Manchmal weiß man Dinge erst dann richtig zu schätzen, wenn man sie nicht mehr hat – hoffentlich passiert uns das nicht auch bald mit unserer Gäubahn! Denn die Bahnlinie, die Ergenzingen in die Richtungen Stuttgart und Zürich vernetzt und uns somit an den Arbeitsplatz, zum Stadtbummel, Cannstatter Wasen oder als erste Etappe einer Urlaubsreise Richtung Süden bringt, könnte bald zur Vergangenheit werden. Dank Stuttgart 21 kämen Bahnreisende Richtung Stuttgart bald nur noch bis zum Bahnhof Vaihingen – und müssten von hier aus umständlich in S-Bahn, Regionalzug oder den Bus steigen, um zum Hauptbahnhof zu gelangen.  
Über die Gäubahn ist seitdem eine Debatte entbrannt, doch die Lösungen, die im Gespräch sind, lassen sowohl uns Ergenzinger, als auch die vier Zwischenhalte auf den Weg nach Stuttgart – Bondorf, Gäufelden, Herrenberg und Böblingen – außen vor. Wir bilden nun eine Schicksalsgemeinschaft, wir sitzen sozusagen alle im selben Zug. Als Ersatz ist eine S-Bahn-Anbindung im Gespräch, also eine S-Bahn von Stuttgart nach Horb. Das wäre jedoch kein vollwertiger Ersatz, denn die S-Bahn ist mit vielen Zwischenhalten deutlich langsamer und unbequemer. Für Fernreisende fehlen Toiletten und Platz für das Gepäck, für Pendler nach Stuttgart verlängert sich die Fahrtdauer, und zur typischen Rushhour sind die S-Bahnen von und nach Böblingen bereits jetzt sehr voll. Richtung Singen und Zürich müssten wir zukünftig in Horb umsteigen, auch nach Freudenstadt verlieren wir die direkte Anbindung. Das Problem betrifft die ganze Region, also alle Bahnhöfe von Eutingen bis Böblingen.

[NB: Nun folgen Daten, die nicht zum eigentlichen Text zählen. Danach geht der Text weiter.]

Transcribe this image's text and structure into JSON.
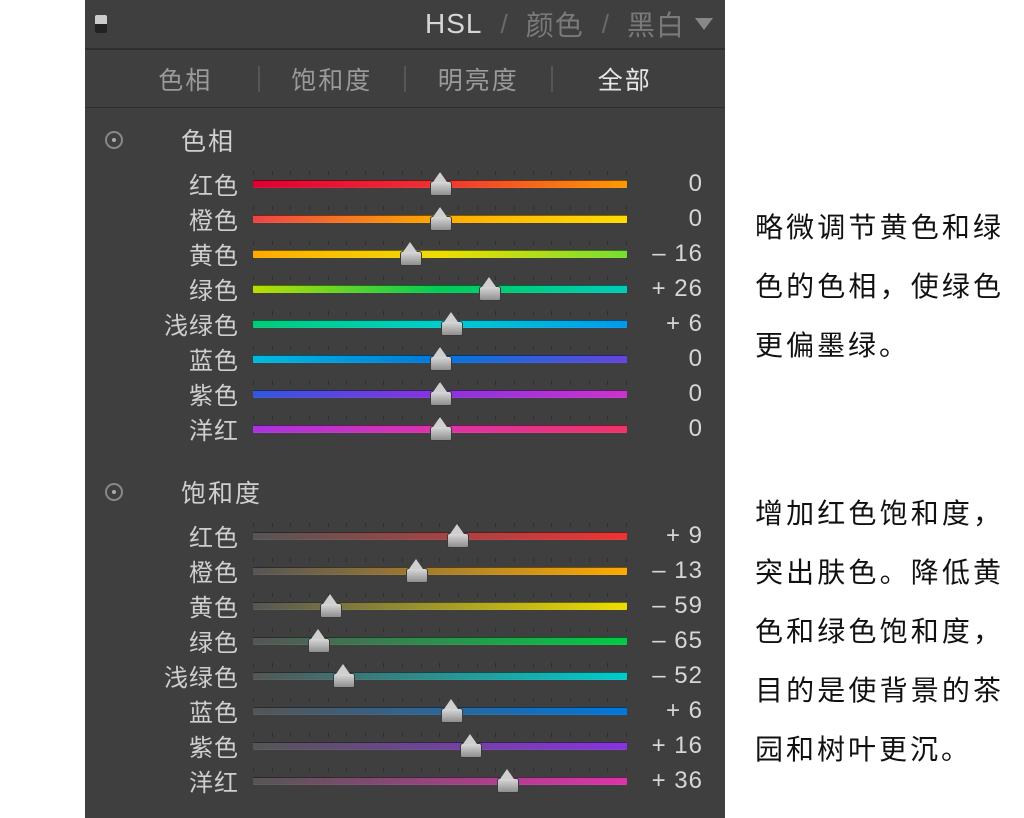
{
  "header": {
    "modes": [
      "HSL",
      "颜色",
      "黑白"
    ],
    "active_mode_index": 0
  },
  "tabs": {
    "items": [
      "色相",
      "饱和度",
      "明亮度",
      "全部"
    ],
    "active_index": 3
  },
  "colors": {
    "red": "红色",
    "orange": "橙色",
    "yellow": "黄色",
    "green": "绿色",
    "aqua": "浅绿色",
    "blue": "蓝色",
    "purple": "紫色",
    "magenta": "洋红"
  },
  "sections": [
    {
      "title": "色相",
      "kind": "hue",
      "rows": [
        {
          "key": "red",
          "value": 0
        },
        {
          "key": "orange",
          "value": 0
        },
        {
          "key": "yellow",
          "value": -16
        },
        {
          "key": "green",
          "value": 26
        },
        {
          "key": "aqua",
          "value": 6
        },
        {
          "key": "blue",
          "value": 0
        },
        {
          "key": "purple",
          "value": 0
        },
        {
          "key": "magenta",
          "value": 0
        }
      ]
    },
    {
      "title": "饱和度",
      "kind": "sat",
      "rows": [
        {
          "key": "red",
          "value": 9
        },
        {
          "key": "orange",
          "value": -13
        },
        {
          "key": "yellow",
          "value": -59
        },
        {
          "key": "green",
          "value": -65
        },
        {
          "key": "aqua",
          "value": -52
        },
        {
          "key": "blue",
          "value": 6
        },
        {
          "key": "purple",
          "value": 16
        },
        {
          "key": "magenta",
          "value": 36
        }
      ]
    }
  ],
  "notes": [
    "略微调节黄色和绿色的色相，使绿色更偏墨绿。",
    "增加红色饱和度，突出肤色。降低黄色和绿色饱和度，目的是使背景的茶园和树叶更沉。"
  ]
}
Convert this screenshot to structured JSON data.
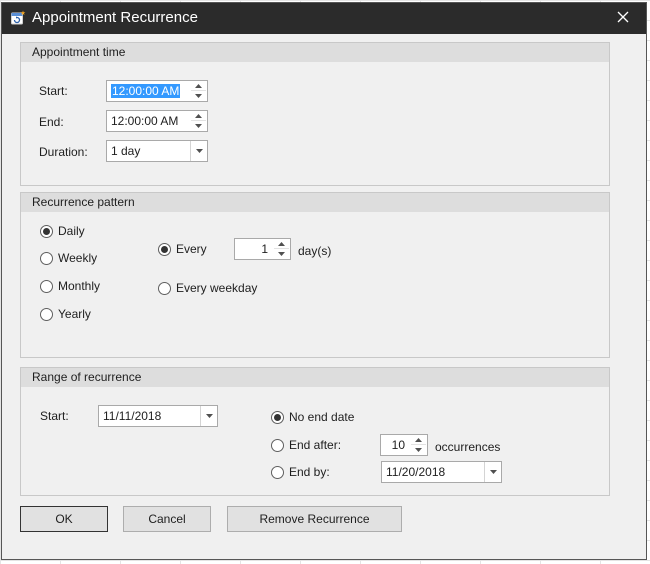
{
  "window": {
    "title": "Appointment Recurrence",
    "close_icon": "close-icon",
    "app_icon": "recurrence-calendar-icon"
  },
  "appointment_time": {
    "header": "Appointment time",
    "start_label": "Start:",
    "start_value": "12:00:00 AM",
    "end_label": "End:",
    "end_value": "12:00:00 AM",
    "duration_label": "Duration:",
    "duration_value": "1 day"
  },
  "recurrence_pattern": {
    "header": "Recurrence pattern",
    "options": [
      "Daily",
      "Weekly",
      "Monthly",
      "Yearly"
    ],
    "selected": "Daily",
    "daily": {
      "every_label": "Every",
      "every_value": "1",
      "unit_label": "day(s)",
      "every_weekday_label": "Every weekday",
      "selected": "Every"
    }
  },
  "range_of_recurrence": {
    "header": "Range of recurrence",
    "start_label": "Start:",
    "start_value": "11/11/2018",
    "no_end_label": "No end date",
    "end_after_label": "End after:",
    "end_after_value": "10",
    "occurrences_label": "occurrences",
    "end_by_label": "End by:",
    "end_by_value": "11/20/2018",
    "selected": "No end date"
  },
  "buttons": {
    "ok": "OK",
    "cancel": "Cancel",
    "remove": "Remove Recurrence"
  },
  "colors": {
    "titlebar": "#2b2b2b",
    "dialog_bg": "#f0f0f0",
    "selection": "#3399ff",
    "group_header": "#dddddd"
  }
}
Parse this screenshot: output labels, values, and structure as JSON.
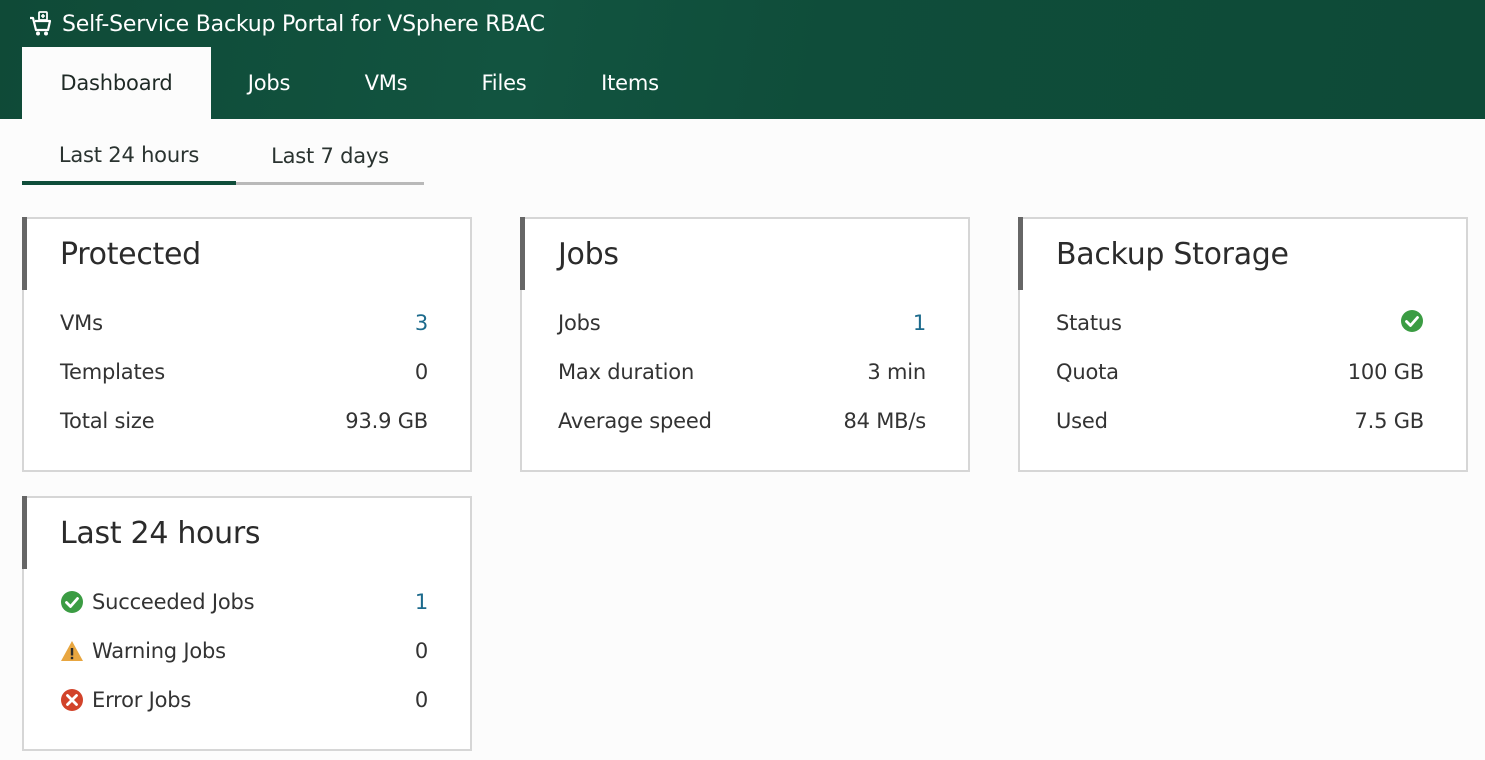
{
  "header": {
    "title": "Self-Service Backup Portal for VSphere RBAC",
    "icon": "cart-icon",
    "brand_color": "#0f4d3a"
  },
  "nav": {
    "tabs": [
      {
        "label": "Dashboard",
        "active": true
      },
      {
        "label": "Jobs",
        "active": false
      },
      {
        "label": "VMs",
        "active": false
      },
      {
        "label": "Files",
        "active": false
      },
      {
        "label": "Items",
        "active": false
      }
    ]
  },
  "period_tabs": [
    {
      "label": "Last 24 hours",
      "active": true
    },
    {
      "label": "Last 7 days",
      "active": false
    }
  ],
  "protected": {
    "title": "Protected",
    "rows": [
      {
        "label": "VMs",
        "value": "3"
      },
      {
        "label": "Templates",
        "value": "0"
      },
      {
        "label": "Total size",
        "value": "93.9 GB"
      }
    ]
  },
  "jobs": {
    "title": "Jobs",
    "rows": [
      {
        "label": "Jobs",
        "value": "1"
      },
      {
        "label": "Max duration",
        "value": "3 min"
      },
      {
        "label": "Average speed",
        "value": "84 MB/s"
      }
    ]
  },
  "storage": {
    "title": "Backup Storage",
    "rows": [
      {
        "label": "Status",
        "value_icon": "ok-check-icon"
      },
      {
        "label": "Quota",
        "value": "100 GB"
      },
      {
        "label": "Used",
        "value": "7.5 GB"
      }
    ]
  },
  "last24": {
    "title": "Last 24 hours",
    "rows": [
      {
        "label": "Succeeded Jobs",
        "value": "1",
        "icon": "success-check-icon"
      },
      {
        "label": "Warning Jobs",
        "value": "0",
        "icon": "warning-triangle-icon"
      },
      {
        "label": "Error Jobs",
        "value": "0",
        "icon": "error-x-icon"
      }
    ]
  },
  "colors": {
    "success": "#3b9c43",
    "warning": "#e8a640",
    "error": "#d2432a",
    "link": "#1c6a8c"
  }
}
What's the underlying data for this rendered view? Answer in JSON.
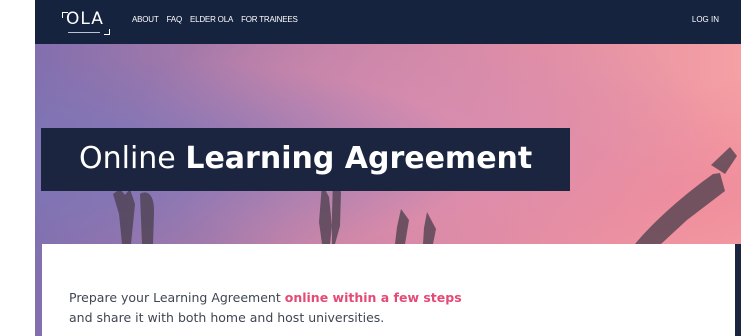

Michael Theurer, der Horber Ex-OB, ist der Beauftragte der Bundesregierung für den Schienenverkehr. Leider fördert er nicht den Schienenverkehr, sondern vor allem die Stadt Horb. Auf Theurers Bitte wird die Umleitung der IC-Züge über Tübingen oder Renningen geprüft. Horb bliebe damit ja an der Gäubahn und hätte dann die S-Bahn-Anbindung zusätzlich – der wichtige Wirtschaftsraum Böblingen/Sindelfingen jedoch wären bei dieser Streckenführung vom Fernverkehr abgehängt. Auch unser OB Stephan Neher vertritt in dieser Angelegenheit leider nur die Interessen der Kernstadt und lässt die Gäu-Bewohner im Stich.

Die Einwohnerzahl von Ergenzingen wächst, die Zahl der Arbeitsplätze steigt und gleichzeitig soll sich die Nahverkehrs-Anbindung verschlechtern? Die schnelle Bahnverbindung zu den Arbeitsplätzen in Sindelfingen, Böblingen oder Stuttgart ist für viele Einwohner wichtig. Eine gut funktionierende ÖPNV-Strecke zurückzubauen passt überhaupt nicht in die Zeit: Bis 2030 soll sich die Zahl der Bahnfahrgäste verdoppeln, ab März gibt es das sehr günstige JugendticketBW und ab Mai das 49-Euro-Ticket. Das kann nur mit einer starken ÖPNV-Infrastruktur funktionieren. Stuttgart muss ein leistungsfähiger Bahnknoten bleiben! Da macht es doch Sinn, die heutige Gäubahn-Strecke als weitere Zulaufstrecke und als Ausweichstrecke für die S1 zu erhalten. Auch in der Schweiz wird man kein Verständnis dafür haben, wenn sich die Fahrzeiten zwischen Zürich und Stuttgart verschlechtert.
Die im Klimaschutzgesetz für den Verkehrssektor festgelegten Ziele werden wir so nicht erreichen.  
Wir müssen uns dafür einsetzen, unsere Gäubahn zu erhalten und diesen verkehrspolitischen Unsinn verhindern!